Die Gewinnung von Neutrophilen aus humanen induzierten pluripotenten Stammzellen (hiPS-Zellen) ist zwar singulär in der Literatur beschrieben worden. Jedoch wurde dabei die Funktionsfähigkeit der differenzierten Zellen nicht vollständig nachgewiesen; insbesondere werden für die Bildung der Granula notwendige Proteine offenbar nur unzureichend produziert. Darüber hinaus zeigen hiPS-Zellen und hES-Zellen auf epigenetischer Ebene teils Unterschiede, deren Ursachen nicht oder nur unzureichend geklärt sind und die ggf. zu Unterschieden im Differenzierungsvermögen führen können.
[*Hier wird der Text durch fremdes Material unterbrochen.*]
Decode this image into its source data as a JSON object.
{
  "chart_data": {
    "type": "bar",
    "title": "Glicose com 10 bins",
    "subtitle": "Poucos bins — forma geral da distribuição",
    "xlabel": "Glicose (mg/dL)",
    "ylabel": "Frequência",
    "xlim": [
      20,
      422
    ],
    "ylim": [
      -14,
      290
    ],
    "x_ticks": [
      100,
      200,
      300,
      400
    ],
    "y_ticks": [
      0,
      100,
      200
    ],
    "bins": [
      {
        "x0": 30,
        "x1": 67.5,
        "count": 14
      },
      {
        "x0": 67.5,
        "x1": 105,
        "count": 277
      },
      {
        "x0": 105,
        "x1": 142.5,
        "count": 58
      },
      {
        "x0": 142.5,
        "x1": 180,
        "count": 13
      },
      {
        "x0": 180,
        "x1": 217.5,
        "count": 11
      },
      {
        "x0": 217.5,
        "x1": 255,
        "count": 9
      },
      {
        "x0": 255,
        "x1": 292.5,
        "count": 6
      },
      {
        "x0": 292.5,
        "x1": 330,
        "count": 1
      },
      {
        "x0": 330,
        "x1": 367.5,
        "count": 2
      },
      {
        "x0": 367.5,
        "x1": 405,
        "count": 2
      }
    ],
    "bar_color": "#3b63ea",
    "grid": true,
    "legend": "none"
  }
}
Es ist derzeit offen, ob hiPS-Zellen ein zu hES-Zellen identisches Potential besitzen, zu Neutrophilen zu differenzieren. Nach derzeitigem Kenntnisstand ist es daher voraussichtlich nicht geeignet, die wissenschaftlichen Ziele des Forschungsvorhabens unter Nutzung von hiPS-Zellen zu erreichen.